Oddbean new post about | logout
EpicBanner | 1 years ago (raw) | export | reply | flag +1 
 Hi. I Decided to build a low cost i3 on-premises pc to self-host few things for me: Email server, Nextcloud and few other things. I am currently hosting them on AWS. But to avoid Amazon's eyes on my data, I am deciding to take this step. The issue is that my ISP doesn't support PORT-FORWARDING. So in order to expose the server out to the internet, I have to use WireGuard. To host WireGuard, I am thinking of chosing same AWS as my VPS because I think over VPN my all data traffic will be encrypted, amazon can only see network logs which is fine. Am I missing something here? Is it gonna improve my privacy comparing with the setup (full aws hosting) I have now?
HonkMonster | 1 years ago (raw) | root | parent | reply | flag 
 AWS could see outbound traffic that isn't encrypted. But you would have full control over the data storage so it's an improvement.
d87c319c | 1 years ago (raw) | root | parent | reply | flag 
 I don't understand when you say your isp doesn't support port forwarding. You get an IP from your isp and you can open whatever ports you want, and if you use ddns you don't even need a public IP. Where would forwarding be involved? Am I missing something from your predicament?
d87c319c | 1 years ago (raw) | root | parent | reply | flag 
 I think wire guard is a good idea rather than open up the actual ports to your server to the internet, but even then I don't get why you mention aws. How come you can't just terminate wireguard on a pi or router at home and have that as the only port open on your fw?
EpicBanner | 1 years ago (raw) | root | parent | reply | flag 
 I am behind a Double-NAT. My ISP doesn't give me just 1 IP because it's dynamic. In order to expose my local machine to the internet, I am trying to host wireguard on aws and forward the ports there. Then I would connect my local machine to the wireguard.
d87c319c | 1 years ago (raw) | root | parent | reply | flag 
 I didn't even know this was a thing, but it makes sense. It's like someone setting up another router on your home network and putting you behind that. You can only make outbound connections. I'd prioritise a better ISP but in lieu of that the tunneling back in over the outbound connection makes sense.
Toof | 1 years ago (raw) | root | parent | reply | flag 
 https://jramtech.gitlab.io/post/getting-over-cgnat-wireguard-gce/



Good article I've used as guidance. If you want a more hidden/private access to your setup, you could use I2P.
Bradley | 1 years ago (raw) | root | parent | reply | flag 
 You'll save your sanity if you give Tailscale a shot. It uses Wireguard but it's incredibly simple and handles all Double NAT issues and it just works. No joke! It's next to Syncthing in my tools I install first on every device I own!
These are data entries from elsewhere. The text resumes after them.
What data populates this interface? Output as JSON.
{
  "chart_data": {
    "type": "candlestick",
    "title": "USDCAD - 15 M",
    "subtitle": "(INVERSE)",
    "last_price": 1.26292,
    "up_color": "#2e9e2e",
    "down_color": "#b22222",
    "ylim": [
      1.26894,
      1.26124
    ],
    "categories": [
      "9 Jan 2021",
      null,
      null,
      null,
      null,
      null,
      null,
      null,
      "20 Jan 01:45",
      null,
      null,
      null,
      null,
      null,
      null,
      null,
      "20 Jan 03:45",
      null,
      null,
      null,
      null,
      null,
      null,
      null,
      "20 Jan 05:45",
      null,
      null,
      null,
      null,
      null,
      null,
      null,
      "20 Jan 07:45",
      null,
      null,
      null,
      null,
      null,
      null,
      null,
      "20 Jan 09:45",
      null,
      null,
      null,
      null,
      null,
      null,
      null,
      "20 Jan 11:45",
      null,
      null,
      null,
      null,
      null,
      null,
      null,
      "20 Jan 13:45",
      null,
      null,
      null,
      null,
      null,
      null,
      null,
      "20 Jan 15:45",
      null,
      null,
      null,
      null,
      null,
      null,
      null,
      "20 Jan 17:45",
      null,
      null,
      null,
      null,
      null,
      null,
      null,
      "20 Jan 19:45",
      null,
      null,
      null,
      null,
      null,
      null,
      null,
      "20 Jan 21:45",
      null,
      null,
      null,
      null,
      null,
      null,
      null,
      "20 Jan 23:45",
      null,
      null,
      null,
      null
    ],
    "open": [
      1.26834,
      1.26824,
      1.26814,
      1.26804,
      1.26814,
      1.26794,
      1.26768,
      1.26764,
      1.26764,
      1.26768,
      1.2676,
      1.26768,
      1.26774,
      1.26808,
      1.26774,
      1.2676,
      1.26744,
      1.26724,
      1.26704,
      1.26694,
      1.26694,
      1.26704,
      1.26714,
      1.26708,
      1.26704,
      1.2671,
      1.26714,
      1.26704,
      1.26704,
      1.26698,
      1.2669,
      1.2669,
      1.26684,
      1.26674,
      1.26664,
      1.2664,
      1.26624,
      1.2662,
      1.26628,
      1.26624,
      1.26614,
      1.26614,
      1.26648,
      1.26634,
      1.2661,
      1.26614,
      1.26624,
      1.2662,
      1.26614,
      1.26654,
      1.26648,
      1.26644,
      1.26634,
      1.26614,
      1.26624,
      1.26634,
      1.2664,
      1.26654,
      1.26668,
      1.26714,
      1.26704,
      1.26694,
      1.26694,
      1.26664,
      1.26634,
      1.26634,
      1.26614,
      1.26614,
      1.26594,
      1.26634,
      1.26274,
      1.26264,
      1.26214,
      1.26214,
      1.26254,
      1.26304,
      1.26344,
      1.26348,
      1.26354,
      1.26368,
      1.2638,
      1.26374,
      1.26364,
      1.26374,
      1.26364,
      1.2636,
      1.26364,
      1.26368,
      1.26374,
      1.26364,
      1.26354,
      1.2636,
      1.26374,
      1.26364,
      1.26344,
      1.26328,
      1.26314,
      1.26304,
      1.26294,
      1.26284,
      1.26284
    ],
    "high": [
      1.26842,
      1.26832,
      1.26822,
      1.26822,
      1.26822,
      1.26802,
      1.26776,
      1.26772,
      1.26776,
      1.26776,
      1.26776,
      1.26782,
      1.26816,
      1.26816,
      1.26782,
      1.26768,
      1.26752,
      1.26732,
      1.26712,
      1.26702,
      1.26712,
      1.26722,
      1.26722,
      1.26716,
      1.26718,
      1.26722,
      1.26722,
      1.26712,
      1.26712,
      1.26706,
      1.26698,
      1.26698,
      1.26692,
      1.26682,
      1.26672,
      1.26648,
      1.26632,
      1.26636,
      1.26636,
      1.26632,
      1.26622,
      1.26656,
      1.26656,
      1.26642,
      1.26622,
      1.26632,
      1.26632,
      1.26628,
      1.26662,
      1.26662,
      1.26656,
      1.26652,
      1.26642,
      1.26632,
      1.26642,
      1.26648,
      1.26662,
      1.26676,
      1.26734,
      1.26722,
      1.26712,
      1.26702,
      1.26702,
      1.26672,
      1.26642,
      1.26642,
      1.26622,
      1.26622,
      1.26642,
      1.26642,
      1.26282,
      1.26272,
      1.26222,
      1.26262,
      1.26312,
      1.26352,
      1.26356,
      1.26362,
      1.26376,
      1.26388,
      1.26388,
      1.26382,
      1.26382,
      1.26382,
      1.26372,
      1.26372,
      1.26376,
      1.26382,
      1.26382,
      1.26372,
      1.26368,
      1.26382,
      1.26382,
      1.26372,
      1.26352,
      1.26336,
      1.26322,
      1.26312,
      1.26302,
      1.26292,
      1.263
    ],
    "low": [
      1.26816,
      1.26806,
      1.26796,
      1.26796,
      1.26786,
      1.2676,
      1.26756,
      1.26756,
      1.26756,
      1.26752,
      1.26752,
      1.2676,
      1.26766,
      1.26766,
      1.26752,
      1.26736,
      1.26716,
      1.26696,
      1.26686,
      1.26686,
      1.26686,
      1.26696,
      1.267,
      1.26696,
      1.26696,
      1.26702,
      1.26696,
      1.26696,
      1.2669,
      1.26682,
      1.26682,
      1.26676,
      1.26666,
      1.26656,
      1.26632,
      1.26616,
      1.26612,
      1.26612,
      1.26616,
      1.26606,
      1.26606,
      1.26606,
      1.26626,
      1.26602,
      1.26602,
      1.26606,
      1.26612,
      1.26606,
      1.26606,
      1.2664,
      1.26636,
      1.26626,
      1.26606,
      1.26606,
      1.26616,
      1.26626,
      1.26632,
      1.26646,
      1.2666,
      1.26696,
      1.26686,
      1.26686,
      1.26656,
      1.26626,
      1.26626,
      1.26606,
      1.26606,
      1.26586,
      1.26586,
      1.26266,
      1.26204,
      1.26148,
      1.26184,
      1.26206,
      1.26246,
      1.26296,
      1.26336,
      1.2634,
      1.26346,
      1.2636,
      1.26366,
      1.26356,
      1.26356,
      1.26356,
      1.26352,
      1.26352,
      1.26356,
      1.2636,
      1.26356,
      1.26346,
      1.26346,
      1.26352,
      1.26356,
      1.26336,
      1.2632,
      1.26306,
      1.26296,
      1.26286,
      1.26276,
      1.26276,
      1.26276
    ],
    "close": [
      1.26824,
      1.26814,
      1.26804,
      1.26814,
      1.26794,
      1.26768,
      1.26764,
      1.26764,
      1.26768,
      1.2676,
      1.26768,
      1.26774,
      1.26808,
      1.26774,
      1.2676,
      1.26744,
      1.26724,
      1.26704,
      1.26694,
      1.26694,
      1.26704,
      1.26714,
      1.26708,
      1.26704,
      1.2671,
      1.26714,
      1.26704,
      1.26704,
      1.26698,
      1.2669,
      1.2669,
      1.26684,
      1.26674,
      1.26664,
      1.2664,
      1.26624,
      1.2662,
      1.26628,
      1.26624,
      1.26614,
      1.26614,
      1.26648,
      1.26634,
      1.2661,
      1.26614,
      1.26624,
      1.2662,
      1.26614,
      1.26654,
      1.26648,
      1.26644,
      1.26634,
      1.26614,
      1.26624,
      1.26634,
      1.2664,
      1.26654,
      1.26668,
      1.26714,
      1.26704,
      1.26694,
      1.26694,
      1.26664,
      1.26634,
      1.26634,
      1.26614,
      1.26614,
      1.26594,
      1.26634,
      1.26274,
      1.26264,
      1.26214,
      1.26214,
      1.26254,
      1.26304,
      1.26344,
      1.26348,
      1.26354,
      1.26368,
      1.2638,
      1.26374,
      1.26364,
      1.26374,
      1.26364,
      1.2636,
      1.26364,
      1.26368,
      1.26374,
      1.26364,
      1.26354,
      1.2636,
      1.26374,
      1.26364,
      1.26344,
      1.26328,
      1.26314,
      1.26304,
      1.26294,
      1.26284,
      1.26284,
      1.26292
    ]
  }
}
You can checkout Chapter 6 of the Self-Hosted podcast episode linked here where they talk about it: https://fountain.fm/episode/fffeP7pFcP9IA2jN8VCN
Low Information Voter | 1 years ago (raw) | root | parent | reply | flag 
 Yes Epic, it will be an improvement. External snoops will only be able to monitor your network traffic, whereas on AWS they can see /everything/.

Consider hooking up a Tor Hidden Service as well/instead of Wireguard - it avoids the need for port forwarding, completely, it does its own routing (no dramas with DNS) and it includes its own end to end encryption (so you don't need an SSLTLS certificate either). https://community.torproject.org/onion-services/setup/
kkratoch | 1 years ago (raw) | root | parent | reply | flag 
 Have you looked into using tailscale?
EpicBanner | 1 years ago (raw) | root | parent | reply | flag 
 Been very busy so haven't yet. My next trial is this only.